It’s a new treatment, but the results we have suggest it is potentially a cure for sickle cell.
By Toby Bakare
The decision to have a stem cell transplant was one I had to think long and hard about. Would my body be able to cope with the necessary radiotherapy to lessen my immune system? Would the transplant work? What would it look like to have a successful stem cell transplant? Would it be a cure for my sickle cell disease?
It was a decision I could think about making because my sister was a genetic match and could donate her stem cells. Most with sickle cell don’t have that option. It’s a decision that is open to many more people with sickle cell now that NICE has given the go ahead for Exa-cel (Casgevy) treatment to be used to treat those with severe sickle cell disease in England. Exa-cel (sometimes called CRISPR) is stem cell treatment that doesn’t require a sibling donor match. And the new treatment has been welcomed by the 15,000 people in the UK living with sickle cell.
Sickle cell is a genetic blood disorder which turns healthy round blood cells a crescent moon – or sickle – shape. Symptoms include severe episodes of pain (known as a crisis), severe fatigue, strokes and organ failure. The current treatments on offer are limited in number and scope and many are forced to rely on regular blood transfusions.
The Exa-cel gene therapy treatment is at the forefront of medical technology. It takes the person’s DNA and “edits” out the faulty sickle gene. It’s expensive, too. According to the manufacturer, Vertex, it costs £1.65 million per patient. But the NHS has negotiated a discount which is kept confidential.

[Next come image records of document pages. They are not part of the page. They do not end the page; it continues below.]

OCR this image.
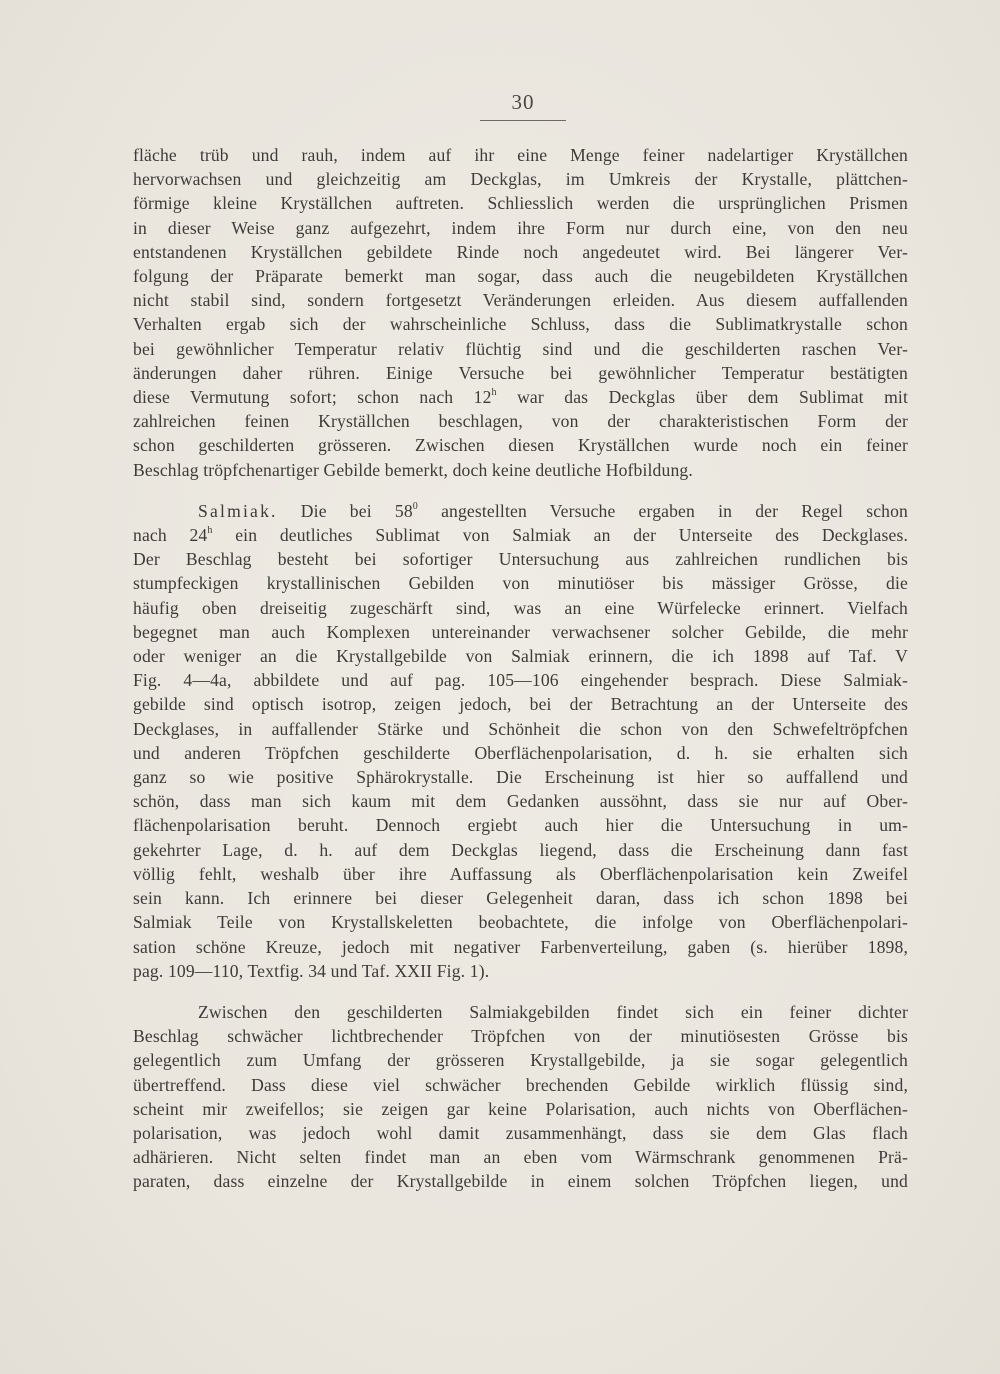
30

fläche trüb und rauh, indem auf ihr eine Menge feiner nadelartiger Kryställchen
hervorwachsen und gleichzeitig am Deckglas, im Umkreis der Krystalle, plättchen-
förmige kleine Kryställchen auftreten. Schliesslich werden die ursprünglichen Prismen
in dieser Weise ganz aufgezehrt, indem ihre Form nur durch eine, von den neu
entstandenen Kryställchen gebildete Rinde noch angedeutet wird. Bei längerer Ver-
folgung der Präparate bemerkt man sogar, dass auch die neugebildeten Kryställchen
nicht stabil sind, sondern fortgesetzt Veränderungen erleiden. Aus diesem auffallenden
Verhalten ergab sich der wahrscheinliche Schluss, dass die Sublimatkrystalle schon
bei gewöhnlicher Temperatur relativ flüchtig sind und die geschilderten raschen Ver-
änderungen daher rühren. Einige Versuche bei gewöhnlicher Temperatur bestätigten
diese Vermutung sofort; schon nach 12$^h$ war das Deckglas über dem Sublimat mit
zahlreichen feinen Kryställchen beschlagen, von der charakteristischen Form der
schon geschilderten grösseren. Zwischen diesen Kryställchen wurde noch ein feiner
Beschlag tröpfchenartiger Gebilde bemerkt, doch keine deutliche Hofbildung.

Salmiak. Die bei $58^0$ angestellten Versuche ergaben in der Regel schon
nach 24$^h$ ein deutliches Sublimat von Salmiak an der Unterseite des Deckglases.
Der Beschlag besteht bei sofortiger Untersuchung aus zahlreichen rundlichen bis
stumpfeckigen krystallinischen Gebilden von minutiöser bis mässiger Grösse, die
häufig oben dreiseitig zugeschärft sind, was an eine Würfelecke erinnert. Vielfach
begegnet man auch Komplexen untereinander verwachsener solcher Gebilde, die mehr
oder weniger an die Krystallgebilde von Salmiak erinnern, die ich 1898 auf Taf. V
Fig. 4—4a, abbildete und auf pag. 105—106 eingehender besprach. Diese Salmiak-
gebilde sind optisch isotrop, zeigen jedoch, bei der Betrachtung an der Unterseite des
Deckglases, in auffallender Stärke und Schönheit die schon von den Schwefeltröpfchen
und anderen Tröpfchen geschilderte Oberflächenpolarisation, d. h. sie erhalten sich
ganz so wie positive Sphärokrystalle. Die Erscheinung ist hier so auffallend und
schön, dass man sich kaum mit dem Gedanken aussöhnt, dass sie nur auf Ober-
flächenpolarisation beruht. Dennoch ergiebt auch hier die Untersuchung in um-
gekehrter Lage, d. h. auf dem Deckglas liegend, dass die Erscheinung dann fast
völlig fehlt, weshalb über ihre Auffassung als Oberflächenpolarisation kein Zweifel
sein kann. Ich erinnere bei dieser Gelegenheit daran, dass ich schon 1898 bei
Salmiak Teile von Krystallskeletten beobachtete, die infolge von Oberflächenpolari-
sation schöne Kreuze, jedoch mit negativer Farbenverteilung, gaben (s. hierüber 1898,
pag. 109—110, Textfig. 34 und Taf. XXII Fig. 1).

Zwischen den geschilderten Salmiakgebilden findet sich ein feiner dichter
Beschlag schwächer lichtbrechender Tröpfchen von der minutiösesten Grösse bis
gelegentlich zum Umfang der grösseren Krystallgebilde, ja sie sogar gelegentlich
übertreffend. Dass diese viel schwächer brechenden Gebilde wirklich flüssig sind,
scheint mir zweifellos; sie zeigen gar keine Polarisation, auch nichts von Oberflächen-
polarisation, was jedoch wohl damit zusammenhängt, dass sie dem Glas flach
adhärieren. Nicht selten findet man an eben vom Wärmschrank genommenen Prä-
paraten, dass einzelne der Krystallgebilde in einem solchen Tröpfchen liegen, und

The benefits of this type of stem cell therapy are potentially huge. In clinical trials, all patients who received Exa-cel also avoided a hospitalisation for a year following treatment – and almost 98% had still avoided hospitalisation around three and a half years later. We don’t have much data beyond that; it’s still such a new treatment. But the results we do have suggest this type of treatment is potentially a cure for sickle cell.
Whilst thousands are living with the disease, it won’t be widely available from the start. It’s being offered on a managed access agreement (something similar was done when exa-cel was approved for beta-thalassemia sufferers). To be eligible, sufferers will need to have two or more painful crises in a year. It’s believed that around 50 people will receive the Exa-cel treatment yearly.
Since my transplant in 2022, I’ve said goodbye to painful crisis episodes that had left me in hospital countless times since I was a child. I’m now cycling to work where before running for the bus would leave me breathless. My quality of life has gone up massively. It’s been a long journey with ups and downs, but it’s one I’m happy to have undergone to be effectively cured. It’s now a possibility for many more people with sickle cell.
Professor Bola Owolabi, director of the National Healthcare Inequalities Improvement Programme at NHS England, said: “This represents a monumental step forward in the treatment of people with sickle cell disorder, which is a condition that mostly affects people of Black African and Black Caribbean heritage. This groundbreaking therapy, available on the NHS, represents a very real prospect of a cure for this devastating disorder.”
John James, chief executive of the Sickle Cell Society, said: “We are absolutely thrilled to see this groundbreaking gene therapy treatment available on the NHS from today. The significance of this milestone for the sickle cell community cannot be understated. It was achieved after we staged a long and determined campaign, and today’s result will give hope to many.
“While today’s news is incredible, we remain acutely aware that not everyone with sickle cell will be eligible for the potentially life-changing benefits of Casgevy.”
NHS England Chief Executive, Amanda Pritchard, said: “More than a step, this is a leap in the right direction for people with sickle cell disease – which can be an extremely debilitating and painful condition.
“This innovative, gene-editing therapy offers hope of a cure for people facing a severe form of the disease and could be absolutely transformative – it could enable patients to live free from the fear of sickle cell crises hanging over them.”